C'est pas trop tôt !

— Allo ?! Déclare sa voix sucrée.

— Ouais, Constance, t'es où ? L'agressé-je directement, sachant bien que cette femme mérite en rien ma sympathie aujourd'hui, pour m'avoir laissée dans la merde.

Je suis assez remontée. J'ai passé une première journée éreintante. Je n'ai fait que courir dans les différents couloirs des milliers de bâtiments dans lesquels j'avais cours. J'ai passé des heures entières, en profitant simplement d'une pause de trente minutes à midi, à écrire encore et encore en écoutant les paroles de mes différents professeurs – certains intéressantes, d'autres sans queue ni tête. Entre chaque cours, le temps de changer de salle et de bâtiment, j'ai dû subir les plaintes et les railleries des centaines d'étudiants de notre cursus. J'ai, pour ainsi dire, les jambes en compote et le crâne en feu. Sans compter que je suis psychologiquement épuisée par les récents évènements. Et cette femme, en qui j'ai encore daigné faire confiance, m'a posé un lapin.

Il fallait s'y attendre...

Où avais-je la tête ?

On parle de Constance, là.

Comme j'entends cette dernière souffler dans le combiné et me mettre davantage les nerfs en boule, je continue mon discours. L'envie de l'insulter me démange, mais on ne m'a pas élevée ainsi.

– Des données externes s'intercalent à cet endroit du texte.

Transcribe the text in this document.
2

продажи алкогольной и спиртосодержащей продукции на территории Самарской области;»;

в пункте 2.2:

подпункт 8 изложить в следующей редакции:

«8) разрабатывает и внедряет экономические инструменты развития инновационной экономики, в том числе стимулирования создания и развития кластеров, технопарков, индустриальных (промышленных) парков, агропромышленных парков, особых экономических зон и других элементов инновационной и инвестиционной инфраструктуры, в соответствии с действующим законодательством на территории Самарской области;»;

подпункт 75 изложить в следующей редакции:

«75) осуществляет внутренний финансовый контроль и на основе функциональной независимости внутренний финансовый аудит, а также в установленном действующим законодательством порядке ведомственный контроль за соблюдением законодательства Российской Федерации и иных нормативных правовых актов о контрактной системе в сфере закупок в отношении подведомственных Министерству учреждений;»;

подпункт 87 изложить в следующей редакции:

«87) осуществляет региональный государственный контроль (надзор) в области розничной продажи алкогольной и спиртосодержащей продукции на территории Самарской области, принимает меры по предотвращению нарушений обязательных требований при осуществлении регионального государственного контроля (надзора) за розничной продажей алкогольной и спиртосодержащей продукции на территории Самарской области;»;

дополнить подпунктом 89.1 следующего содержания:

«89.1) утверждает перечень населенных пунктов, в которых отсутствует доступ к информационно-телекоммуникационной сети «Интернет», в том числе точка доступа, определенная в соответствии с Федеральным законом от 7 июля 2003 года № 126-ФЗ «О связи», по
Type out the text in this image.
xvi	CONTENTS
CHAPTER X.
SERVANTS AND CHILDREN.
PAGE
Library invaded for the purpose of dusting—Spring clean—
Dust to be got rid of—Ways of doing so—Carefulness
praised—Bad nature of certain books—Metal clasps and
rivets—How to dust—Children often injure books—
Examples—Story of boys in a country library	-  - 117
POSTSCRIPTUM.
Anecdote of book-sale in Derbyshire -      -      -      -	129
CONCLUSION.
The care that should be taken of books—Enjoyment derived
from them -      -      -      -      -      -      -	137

— Tu étais censée venir me chercher, ce soir ! Pesté-je, comme si j'étais devenue la petite princesse à laquelle je refusais de ressembler un jour.

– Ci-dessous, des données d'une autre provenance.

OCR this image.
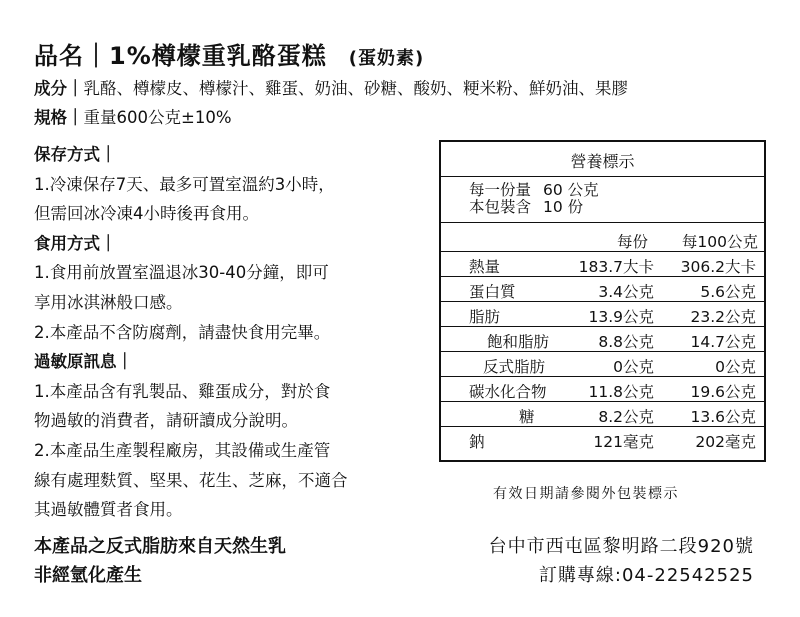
品名｜1%樽檬重乳酪蛋糕 (蛋奶素)
成分｜乳酪、樽檬皮、樽檬汁、雞蛋、奶油、砂糖、酸奶、粳米粉、鮮奶油、果膠
規格｜重量600公克±10%
保存方式｜
1.冷凍保存7天、最多可置室溫約3小時，
但需回冰冷凍4小時後再食用。
食用方式｜
1.食用前放置室溫退冰30-40分鐘，即可
享用冰淇淋般口感。
2.本產品不含防腐劑，請盡快食用完畢。
過敏原訊息｜
1.本產品含有乳製品、雞蛋成分，對於食
物過敏的消費者，請研讀成分說明。
2.本產品生產製程廠房，其設備或生產管
線有處理麩質、堅果、花生、芝麻，不適合
其過敏體質者食用。
營養標示
每一份量 60 公克
本包裝含 10 份
每份 每100公克
熱量	183.7大卡 306.2大卡
蛋白質	3.4公克	5.6公克
脂肪	13.9公克 23.2公克
飽和脂肪	8.8公克 14.7公克
反式脂肪	0公克	0公克
碳水化合物	11.8公克 19.6公克
糖	8.2公克 13.6公克
鈉	121毫克	202毫克
有效日期請參閱外包裝標示
本產品之反式脂肪來自天然生乳
非經氫化產生
台中市西屯區黎明路二段920號
訂購專線:04-22542525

— Ohhhhh, pardon, ma chérie... S'excuse-t-elle, tandis que je sens un sous-ton ironique dans son timbre de voix. Je suis tellement désolée, je suis occupée... J'ai... J'ai oublié de te prévenir... Vraiment désolée, Isadora...

— Bien sûr.

— Je suis surbookée, tu sais... Continue-t-elle, comme si j'allais la plaindre.

Quelle naïveté.

— Surbookée ?! Répété-je. Tu bosses, peut-être ?

— Oh, ma chérie, voyons... Tu sais bien que j'enchaîne les rendez-vous...

— C'est ça.

Nous marquons une pause, chacune à un bout du combiné. Je ne cesse de passer en revue le nombre de fois où ma mère s'est rendue chez les coiffeurs, les esthéticiennes, les professionnels de la beauté, pour ressembler à une poupée Barbie, comme toutes ces stars de pacotille qui n'ont rien dans la tête. Décidément, elle ne vaut pas mieux que tout ce « beau monde ».

— Bon, écoute. Dans tous les cas, je n'ai pas la possibilité de venir te chercher avec un taxi, m'annonce tout à coup ma mère. Et le temps que j'appelle...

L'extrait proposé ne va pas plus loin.